People ... should not have to wait a decade to use drugs that have been around for three decades

Meyskens is preparing to take the regulatory steps necessary to get this drug combination approved for use in the clinic, and he wanted my advice on how to do this. What would the FDA ask for? How did you get MOPP (mechlorethamine, vincristine, procarbazine, prednisone), the first effective combination chemotherapy for Hodgkin disease, approved, he asked? The answer is, we never asked the FDA for advice on what was required to cure Hodgkin disease, and MOPP was never submitted to the FDA for approval. Three of the four drugs in the MOPP regimen were old, well known and available, and the fourth was already known to be effective from results of phase II studies in Hodgkin disease. The FDA approved it later. How we used the MOPP regimen was different. MOPP was an example of off-label use of drugs in an investigative protocol by experienced clinical investigators. It worked, was quickly adopted by practicing physicians, and led to a dramatic 70% reduction in mortality from Hodgkin disease in less than a decade. Had we followed current procedure, we would most assuredly have had to modify what we thought was a good design to satisfy inexperienced committees everywhere, and would have had to test each component of MOPP against the MOPP regimen. We would surely have lost a decade, and many people alive today would be dead.

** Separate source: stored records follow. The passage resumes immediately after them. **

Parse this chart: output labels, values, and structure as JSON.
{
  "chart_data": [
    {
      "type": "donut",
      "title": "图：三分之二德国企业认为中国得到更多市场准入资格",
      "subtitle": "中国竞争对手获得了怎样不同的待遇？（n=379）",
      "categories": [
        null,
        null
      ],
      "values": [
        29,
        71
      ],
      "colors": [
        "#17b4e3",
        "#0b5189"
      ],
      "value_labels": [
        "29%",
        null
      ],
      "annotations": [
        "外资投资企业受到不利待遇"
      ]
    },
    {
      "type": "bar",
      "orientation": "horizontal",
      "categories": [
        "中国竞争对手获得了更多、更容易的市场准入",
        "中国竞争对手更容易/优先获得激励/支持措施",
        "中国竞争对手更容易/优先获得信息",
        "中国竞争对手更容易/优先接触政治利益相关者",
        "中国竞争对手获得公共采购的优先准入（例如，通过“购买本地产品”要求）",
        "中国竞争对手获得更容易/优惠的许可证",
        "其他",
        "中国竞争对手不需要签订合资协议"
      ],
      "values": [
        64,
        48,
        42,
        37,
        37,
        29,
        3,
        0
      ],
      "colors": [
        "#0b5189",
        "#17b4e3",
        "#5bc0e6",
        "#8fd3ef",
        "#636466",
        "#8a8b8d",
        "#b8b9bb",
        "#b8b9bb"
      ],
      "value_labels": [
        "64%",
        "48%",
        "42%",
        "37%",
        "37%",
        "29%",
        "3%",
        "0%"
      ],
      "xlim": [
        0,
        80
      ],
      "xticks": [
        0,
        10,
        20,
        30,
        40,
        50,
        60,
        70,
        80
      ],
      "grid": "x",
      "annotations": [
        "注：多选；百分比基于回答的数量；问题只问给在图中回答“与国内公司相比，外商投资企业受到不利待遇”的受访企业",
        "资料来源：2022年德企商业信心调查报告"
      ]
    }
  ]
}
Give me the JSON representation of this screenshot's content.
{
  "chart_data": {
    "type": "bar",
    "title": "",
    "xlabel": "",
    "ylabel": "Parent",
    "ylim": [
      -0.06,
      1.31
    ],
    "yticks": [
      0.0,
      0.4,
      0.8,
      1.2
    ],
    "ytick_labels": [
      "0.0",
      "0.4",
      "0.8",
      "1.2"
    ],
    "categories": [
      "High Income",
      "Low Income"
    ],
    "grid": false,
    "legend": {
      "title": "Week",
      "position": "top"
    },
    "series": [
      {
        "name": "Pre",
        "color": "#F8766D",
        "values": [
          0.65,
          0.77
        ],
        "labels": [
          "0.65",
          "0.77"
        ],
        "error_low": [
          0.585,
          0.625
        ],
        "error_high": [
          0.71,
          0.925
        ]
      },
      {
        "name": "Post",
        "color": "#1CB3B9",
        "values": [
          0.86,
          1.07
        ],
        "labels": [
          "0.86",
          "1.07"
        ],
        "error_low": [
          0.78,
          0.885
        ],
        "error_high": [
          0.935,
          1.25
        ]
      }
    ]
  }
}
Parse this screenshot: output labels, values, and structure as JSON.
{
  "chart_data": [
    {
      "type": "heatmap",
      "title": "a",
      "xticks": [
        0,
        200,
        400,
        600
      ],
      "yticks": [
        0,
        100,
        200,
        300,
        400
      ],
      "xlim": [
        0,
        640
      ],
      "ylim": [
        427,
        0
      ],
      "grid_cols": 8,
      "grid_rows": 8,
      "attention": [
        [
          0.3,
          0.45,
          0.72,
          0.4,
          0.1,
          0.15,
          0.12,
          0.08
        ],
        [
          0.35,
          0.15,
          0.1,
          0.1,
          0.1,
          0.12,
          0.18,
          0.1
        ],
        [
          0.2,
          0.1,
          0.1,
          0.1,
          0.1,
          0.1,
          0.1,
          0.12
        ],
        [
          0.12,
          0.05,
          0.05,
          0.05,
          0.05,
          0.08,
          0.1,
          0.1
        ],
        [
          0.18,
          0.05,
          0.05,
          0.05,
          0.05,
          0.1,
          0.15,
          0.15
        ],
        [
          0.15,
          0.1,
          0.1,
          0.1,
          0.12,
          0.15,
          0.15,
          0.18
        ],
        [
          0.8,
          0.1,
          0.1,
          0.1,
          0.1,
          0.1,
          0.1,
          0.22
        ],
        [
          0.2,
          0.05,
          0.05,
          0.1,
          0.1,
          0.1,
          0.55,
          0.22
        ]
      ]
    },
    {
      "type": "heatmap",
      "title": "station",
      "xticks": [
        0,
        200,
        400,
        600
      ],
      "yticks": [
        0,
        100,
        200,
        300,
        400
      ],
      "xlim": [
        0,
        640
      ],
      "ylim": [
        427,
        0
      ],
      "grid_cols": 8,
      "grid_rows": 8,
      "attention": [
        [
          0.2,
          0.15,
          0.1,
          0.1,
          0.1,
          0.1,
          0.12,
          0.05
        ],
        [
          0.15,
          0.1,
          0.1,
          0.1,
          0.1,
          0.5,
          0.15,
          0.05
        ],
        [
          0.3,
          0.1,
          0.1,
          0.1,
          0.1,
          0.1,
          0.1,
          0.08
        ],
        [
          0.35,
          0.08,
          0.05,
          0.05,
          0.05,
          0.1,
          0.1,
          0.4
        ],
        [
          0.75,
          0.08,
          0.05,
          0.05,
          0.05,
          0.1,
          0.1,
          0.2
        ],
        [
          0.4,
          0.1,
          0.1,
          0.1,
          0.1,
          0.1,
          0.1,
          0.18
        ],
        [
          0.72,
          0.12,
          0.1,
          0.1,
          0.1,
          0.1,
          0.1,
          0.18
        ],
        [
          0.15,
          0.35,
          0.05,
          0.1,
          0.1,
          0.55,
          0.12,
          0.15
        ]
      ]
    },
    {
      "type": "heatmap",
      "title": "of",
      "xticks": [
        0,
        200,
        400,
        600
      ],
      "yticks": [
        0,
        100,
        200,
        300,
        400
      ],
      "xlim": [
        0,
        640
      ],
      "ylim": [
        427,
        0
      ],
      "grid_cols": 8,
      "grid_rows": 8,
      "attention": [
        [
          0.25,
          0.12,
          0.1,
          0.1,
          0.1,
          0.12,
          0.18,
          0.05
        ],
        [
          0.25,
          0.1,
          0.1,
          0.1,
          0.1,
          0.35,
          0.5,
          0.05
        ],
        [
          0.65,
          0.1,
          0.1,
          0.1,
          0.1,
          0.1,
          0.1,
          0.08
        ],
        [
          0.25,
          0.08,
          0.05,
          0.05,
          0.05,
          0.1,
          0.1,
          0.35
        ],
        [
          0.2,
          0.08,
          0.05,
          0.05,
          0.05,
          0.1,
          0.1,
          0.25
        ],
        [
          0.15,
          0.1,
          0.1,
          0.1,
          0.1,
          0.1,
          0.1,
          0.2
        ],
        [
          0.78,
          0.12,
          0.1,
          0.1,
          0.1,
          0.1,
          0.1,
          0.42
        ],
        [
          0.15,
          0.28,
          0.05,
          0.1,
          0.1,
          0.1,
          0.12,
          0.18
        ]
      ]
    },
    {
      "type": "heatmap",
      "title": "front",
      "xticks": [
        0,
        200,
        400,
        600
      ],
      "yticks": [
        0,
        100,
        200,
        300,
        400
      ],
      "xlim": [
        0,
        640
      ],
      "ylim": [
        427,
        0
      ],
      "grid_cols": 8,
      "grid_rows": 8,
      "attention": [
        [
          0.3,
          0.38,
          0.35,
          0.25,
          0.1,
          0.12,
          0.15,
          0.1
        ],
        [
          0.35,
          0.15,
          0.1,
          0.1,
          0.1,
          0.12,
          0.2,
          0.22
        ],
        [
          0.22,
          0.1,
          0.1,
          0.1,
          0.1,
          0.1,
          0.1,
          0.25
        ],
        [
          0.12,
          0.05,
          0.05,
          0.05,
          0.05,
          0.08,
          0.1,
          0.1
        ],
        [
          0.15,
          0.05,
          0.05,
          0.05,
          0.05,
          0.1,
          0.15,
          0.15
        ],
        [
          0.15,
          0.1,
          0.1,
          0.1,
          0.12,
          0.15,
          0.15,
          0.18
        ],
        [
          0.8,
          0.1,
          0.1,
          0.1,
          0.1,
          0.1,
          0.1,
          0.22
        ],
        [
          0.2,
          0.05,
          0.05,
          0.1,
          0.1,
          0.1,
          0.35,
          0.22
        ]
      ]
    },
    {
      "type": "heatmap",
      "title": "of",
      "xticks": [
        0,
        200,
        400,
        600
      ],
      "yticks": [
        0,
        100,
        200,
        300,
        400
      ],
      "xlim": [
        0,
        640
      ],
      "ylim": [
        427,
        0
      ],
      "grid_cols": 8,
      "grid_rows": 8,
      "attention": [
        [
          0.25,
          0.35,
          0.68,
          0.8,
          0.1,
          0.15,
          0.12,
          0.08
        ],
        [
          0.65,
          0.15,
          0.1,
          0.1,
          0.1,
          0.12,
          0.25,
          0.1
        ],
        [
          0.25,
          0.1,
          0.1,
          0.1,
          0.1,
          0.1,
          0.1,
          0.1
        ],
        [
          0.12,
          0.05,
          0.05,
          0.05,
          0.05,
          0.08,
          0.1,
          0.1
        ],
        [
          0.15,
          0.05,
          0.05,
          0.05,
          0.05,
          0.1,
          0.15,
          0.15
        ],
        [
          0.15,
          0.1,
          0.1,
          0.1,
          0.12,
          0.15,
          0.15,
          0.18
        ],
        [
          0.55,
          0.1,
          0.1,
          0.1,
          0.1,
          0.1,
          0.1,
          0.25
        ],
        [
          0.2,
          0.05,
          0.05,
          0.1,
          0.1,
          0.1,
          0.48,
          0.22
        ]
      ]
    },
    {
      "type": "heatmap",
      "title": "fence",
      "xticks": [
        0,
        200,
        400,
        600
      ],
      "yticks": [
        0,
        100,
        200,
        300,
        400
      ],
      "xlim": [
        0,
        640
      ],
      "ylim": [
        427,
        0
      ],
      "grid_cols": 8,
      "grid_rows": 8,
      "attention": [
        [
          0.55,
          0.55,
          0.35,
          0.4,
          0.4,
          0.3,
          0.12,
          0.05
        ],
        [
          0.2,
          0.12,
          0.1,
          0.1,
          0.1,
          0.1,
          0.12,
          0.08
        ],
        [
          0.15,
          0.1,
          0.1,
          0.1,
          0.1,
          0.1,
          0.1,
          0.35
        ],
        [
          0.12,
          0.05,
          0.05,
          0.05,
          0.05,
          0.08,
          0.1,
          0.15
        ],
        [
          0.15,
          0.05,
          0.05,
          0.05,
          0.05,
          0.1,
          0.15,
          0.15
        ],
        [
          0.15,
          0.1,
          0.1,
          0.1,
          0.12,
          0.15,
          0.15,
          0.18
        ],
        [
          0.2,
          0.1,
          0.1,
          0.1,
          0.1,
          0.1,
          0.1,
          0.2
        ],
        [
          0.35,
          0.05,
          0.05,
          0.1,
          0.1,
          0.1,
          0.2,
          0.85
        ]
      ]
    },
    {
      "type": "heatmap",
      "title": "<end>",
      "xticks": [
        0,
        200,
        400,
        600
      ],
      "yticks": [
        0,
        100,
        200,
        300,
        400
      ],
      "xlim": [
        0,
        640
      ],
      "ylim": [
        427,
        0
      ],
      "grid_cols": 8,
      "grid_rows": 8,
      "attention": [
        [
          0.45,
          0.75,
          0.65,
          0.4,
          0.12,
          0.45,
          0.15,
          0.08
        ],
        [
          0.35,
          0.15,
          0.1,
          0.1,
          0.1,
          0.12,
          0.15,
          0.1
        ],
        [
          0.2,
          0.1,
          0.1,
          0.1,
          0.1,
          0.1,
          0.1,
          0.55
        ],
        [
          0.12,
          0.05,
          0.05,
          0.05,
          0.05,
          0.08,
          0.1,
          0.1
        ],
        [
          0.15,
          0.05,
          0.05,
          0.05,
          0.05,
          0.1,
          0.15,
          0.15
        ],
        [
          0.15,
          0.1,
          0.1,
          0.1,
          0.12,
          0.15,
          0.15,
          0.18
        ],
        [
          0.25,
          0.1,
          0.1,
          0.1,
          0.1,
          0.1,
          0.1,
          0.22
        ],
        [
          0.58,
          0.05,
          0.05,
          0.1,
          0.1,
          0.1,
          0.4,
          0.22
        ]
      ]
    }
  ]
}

I had forgotten about Frank's query until I saw a front-page article in the New York Times on 27 January 2009 entitled “Medicare widens drugs it accepts for cancer care.” It pointed out that Medicare was now going to pay for more off-label use of some cancer drugs, uses that have not been approved by the FDA. Good for them! Critics, the article pointed out, were upset with this because these drugs would now be used with little evidence of benefit. That is not strictly true. Even unapproved drugs often show early evidence of benefit reliable enough to use in desperately ill cancer patients. However, this evidence is not of the type that a company needs for a new drug application. 'No evidence' often means not studied enough, or too little profit to go through the bother. Off-label testing of approved drugs in combination should not be an FDA regulated exercise in the first place.

It would be like asking the FDA to approve every change in the schedule for the use of radiotherapy. We got to this point by assuming we had to ask for all these things. Until we go back to the 'good old days', investigators should not be trying to figure out what the FDA might require. They should do what they think is right and necessary. The difluoromethylornithine and sulindac combination used by Meyskens and colleagues should require approval only by their institution's Human Investigation Committee. People at risk for colon cancer should not have to wait a decade to use drugs that have been around for three decades. That is the advice I gave to Frank Meyskens.